И тащится, вьётся по земле густая тяжёлая тень за ним.
Пролежал я в саду до утра, а утром явился к отцу Исидору.
- Отдайте-ка паспорт мой, ухожу я!
Удивился, даже подпрыгнул.
- Почему? Куда?
- По земле, но не знаю - куда, - говорю.
Он допрашивает.
- Я, - мол, - ничего не буду объяснять.
Вышел из кельи его, сел около неё на скамью под старой сосной нарочно тут сел, ибо на этой скамье выгоняемые и уходившие из обители как бы для объявления торчали. Ходит мимо братия, косится на меня, иные отплёвываются: забыл я сказать, что был пущен слух, якобы Антоний-то в любовники взял меня; послушники мне завидовали, а монаси барину моему, - ну и клеветали на обоих.
Ходит братия, поговаривает:
- Ага, выгнали и этого, слава тебе, господи!

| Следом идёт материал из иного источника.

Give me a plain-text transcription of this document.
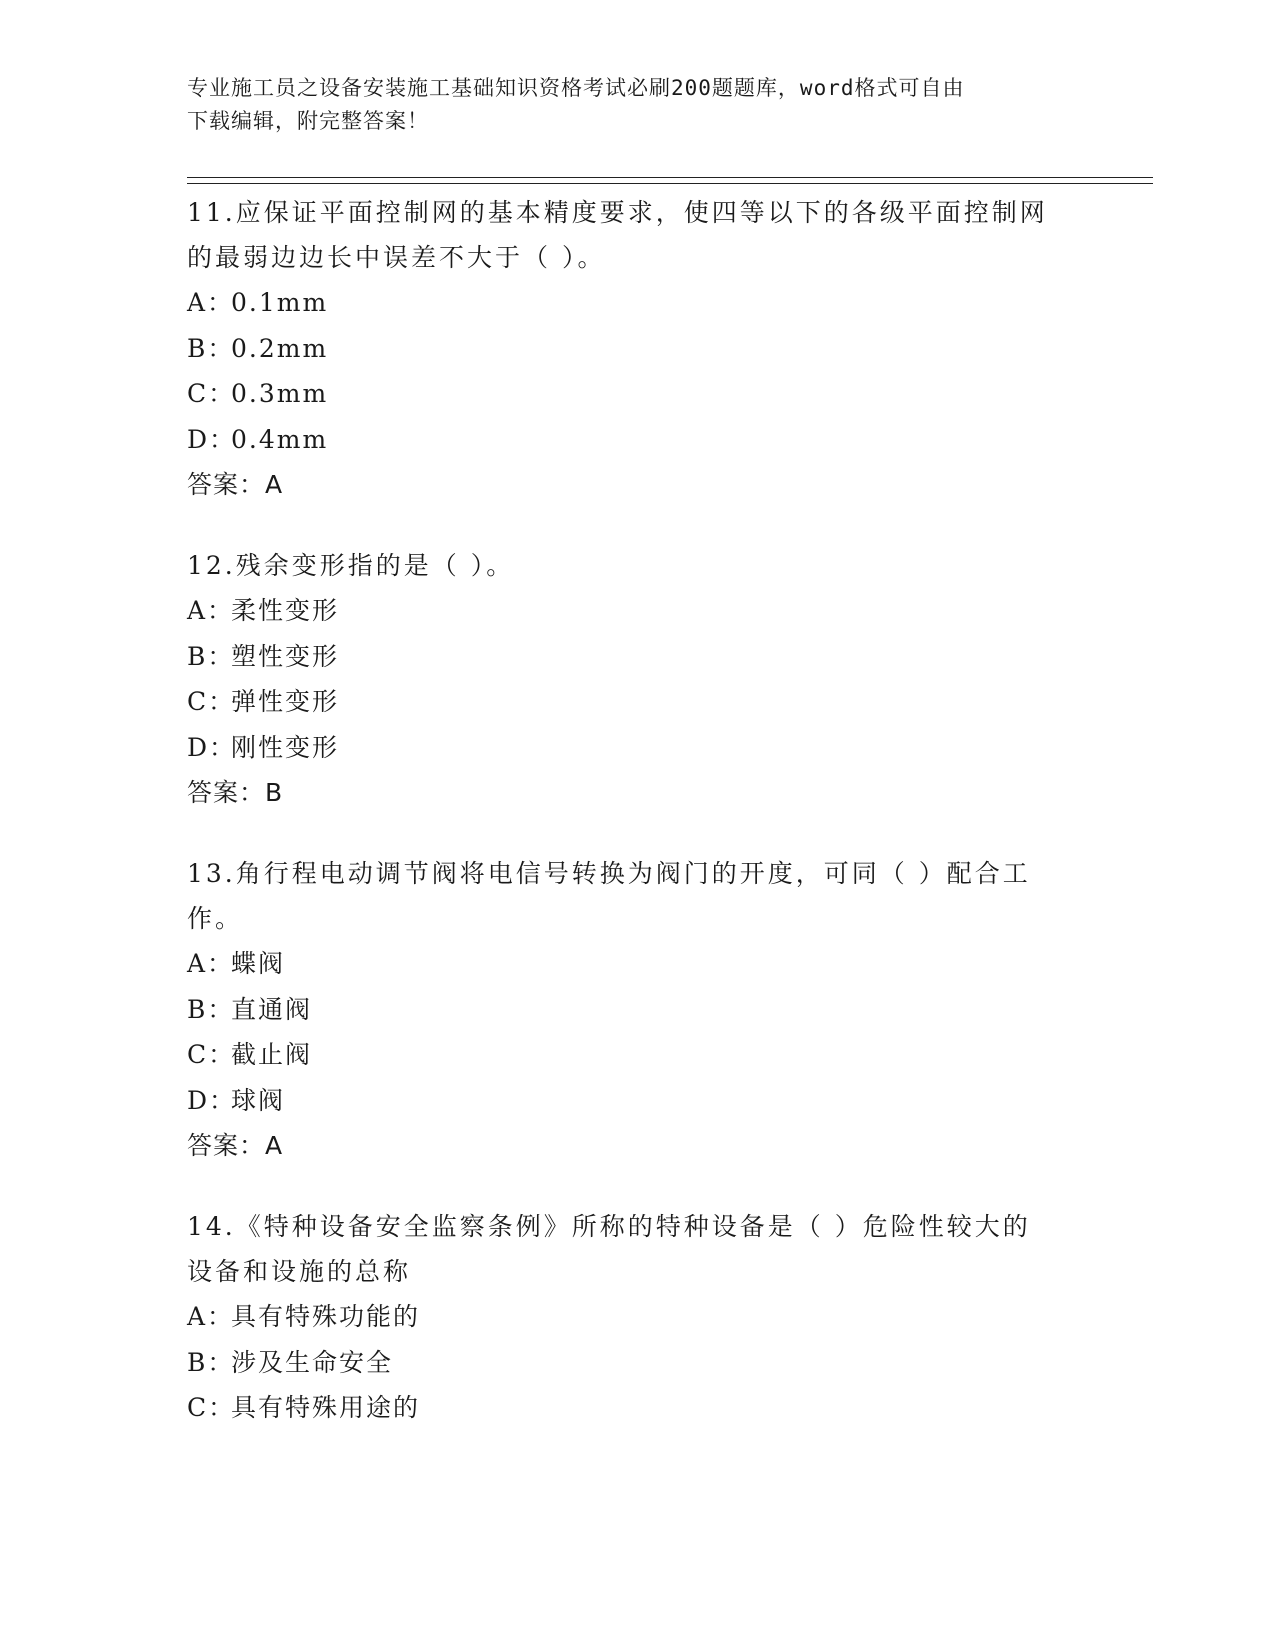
专业施工员之设备安装施工基础知识资格考试必刷200题题库，word格式可自由
下载编辑，附完整答案！

11.应保证平面控制网的基本精度要求，使四等以下的各级平面控制网
的最弱边边长中误差不大于（ ）。

A：0.1mm

B：0.2mm

C：0.3mm

D：0.4mm

答案：A

12.残余变形指的是（ ）。

A：柔性变形

B：塑性变形

C：弹性变形

D：刚性变形

答案：B

13.角行程电动调节阀将电信号转换为阀门的开度，可同（ ）配合工
作。

A：蝶阀

B：直通阀

C：截止阀

D：球阀

答案：A

14.《特种设备安全监察条例》所称的特种设备是（ ）危险性较大的
设备和设施的总称

A：具有特殊功能的

B：涉及生命安全

C：具有特殊用途的
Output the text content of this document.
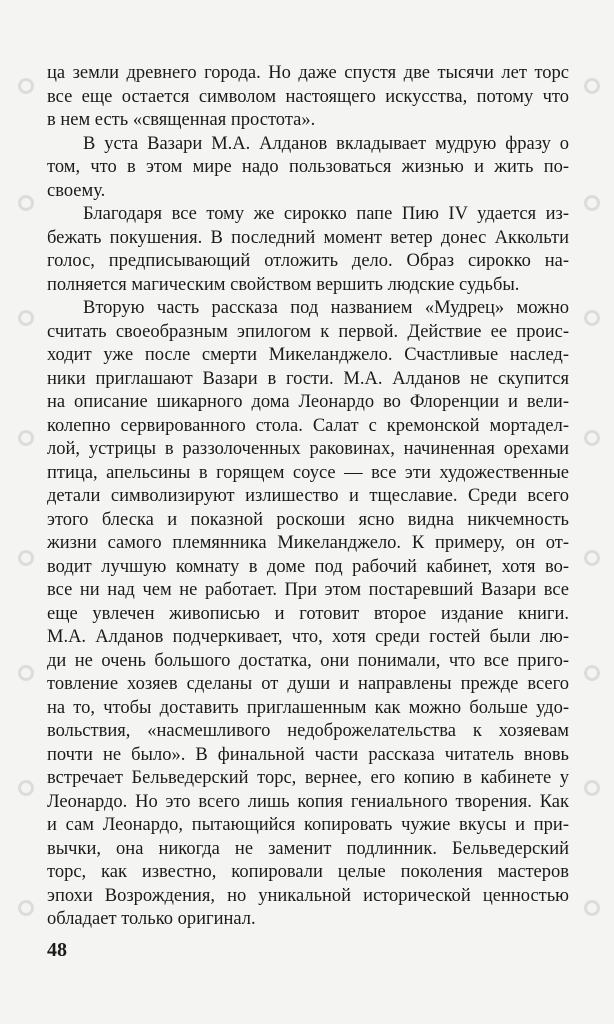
ца земли древнего города. Но даже спустя две тысячи лет торс
все еще остается символом настоящего искусства, потому что
в нем есть «священная простота».
В уста Вазари М.А. Алданов вкладывает мудрую фразу о
том, что в этом мире надо пользоваться жизнью и жить по-
своему.
Благодаря все тому же сирокко папе Пию IV удается из-
бежать покушения. В последний момент ветер донес Аккольти
голос, предписывающий отложить дело. Образ сирокко на-
полняется магическим свойством вершить людские судьбы.
Вторую часть рассказа под названием «Мудрец» можно
считать своеобразным эпилогом к первой. Действие ее проис-
ходит уже после смерти Микеланджело. Счастливые наслед-
ники приглашают Вазари в гости. М.А. Алданов не скупится
на описание шикарного дома Леонардо во Флоренции и вели-
колепно сервированного стола. Салат с кремонской мортадел-
лой, устрицы в раззолоченных раковинах, начиненная орехами
птица, апельсины в горящем соусе — все эти художественные
детали символизируют излишество и тщеславие. Среди всего
этого блеска и показной роскоши ясно видна никчемность
жизни самого племянника Микеланджело. К примеру, он от-
водит лучшую комнату в доме под рабочий кабинет, хотя во-
все ни над чем не работает. При этом постаревший Вазари все
еще увлечен живописью и готовит второе издание книги.
М.А. Алданов подчеркивает, что, хотя среди гостей были лю-
ди не очень большого достатка, они понимали, что все приго-
товление хозяев сделаны от души и направлены прежде всего
на то, чтобы доставить приглашенным как можно больше удо-
вольствия, «насмешливого недоброжелательства к хозяевам
почти не было». В финальной части рассказа читатель вновь
встречает Бельведерский торс, вернее, его копию в кабинете у
Леонардо. Но это всего лишь копия гениального творения. Как
и сам Леонардо, пытающийся копировать чужие вкусы и при-
вычки, она никогда не заменит подлинник. Бельведерский
торс, как известно, копировали целые поколения мастеров
эпохи Возрождения, но уникальной исторической ценностью
обладает только оригинал.
48
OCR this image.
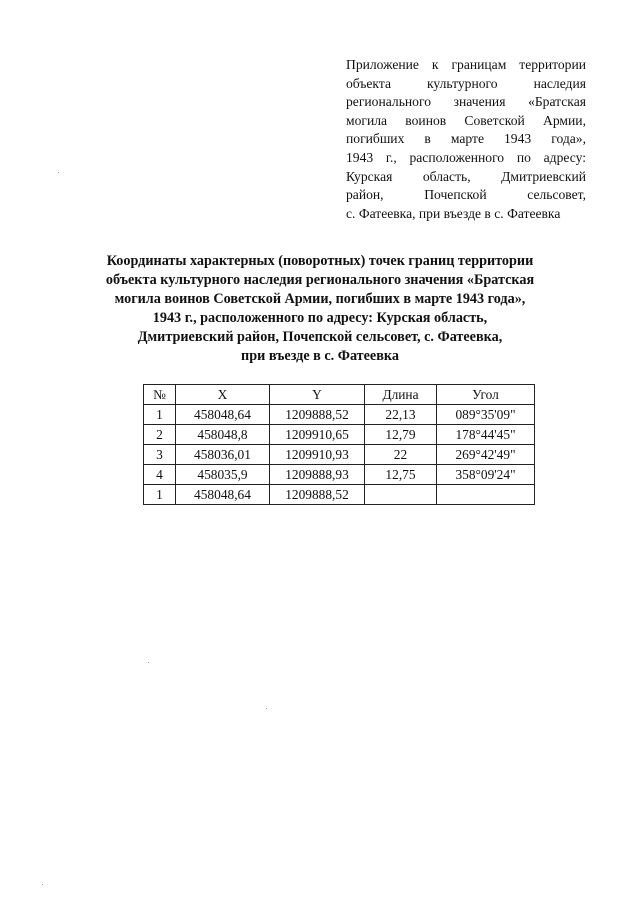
Приложение к границам территории
объекта культурного наследия
регионального значения «Братская
могила воинов Советской Армии,
погибших в марте 1943 года»,
1943 г., расположенного по адресу:
Курская область, Дмитриевский
район, Почепской сельсовет,
с. Фатеевка, при въезде в с. Фатеевка
Координаты характерных (поворотных) точек границ территории
объекта культурного наследия регионального значения «Братская
могила воинов Советской Армии, погибших в марте 1943 года»,
1943 г., расположенного по адресу: Курская область,
Дмитриевский район, Почепской сельсовет, с. Фатеевка,
при въезде в с. Фатеевка
№	X	Y	Длина	Угол
1	458048,64	1209888,52	22,13	089°35'09"
2	458048,8	1209910,65	12,79	178°44'45"
3	458036,01	1209910,93	22	269°42'49"
4	458035,9	1209888,93	12,75	358°09'24"
1	458048,64	1209888,52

Отец Асаф, хитренький и злобненький старичок, шпион игумена, должность Христа ради юродивого исполнявший в обители, начал поносить меня гнуснейшими словами, так что я даже сказал ему:
- Уйди, старик, а то я тебя за ухо возьму и сам прочь отведу!
Он хотя и блажен муж был, но слова мои понял. Потребовал меня глава обители и ласково говорит:
- Намекал я тебе, Матвей, сыне мой, что было бы лучше, если б ты в контору пошёл, и - был я прав! И так всегда старшие! Разве, при строптивости твоей, можно выдержать послушание келейника? Вот ты скверно изругал почтенного отца Антония...
- Это он вам сказал?
- А кто же? Ты ещё не говорил.
- А сказал он, как показывал мне голую женщину?
Отец игумен с благочестивым страхом перекрестил меня и говорит, махая руками:
- Что ты, что ты, господь с тобой! Какая женщина? Это, не иначе, видение твоё, плотью, дьяволом искушаемой, созданное! Ай-ай-ай! Ты подумал бы - откуда в мужском-то монастыре женщина?
Захотелось мне успокоить его.
- А кто же, - говорю, - портвейн, сыр да икру вчера вам привёз?
Ещё больше удивляется он:
- Что ты, спаси тебя Христос! Как это выдумал столь неподобное?
Противно. И можно с ума сойти.
Около полудня переехал я через озеро, сел на берегу, смотрю на монастырь, где с лишком два года трудовую лямку тёр.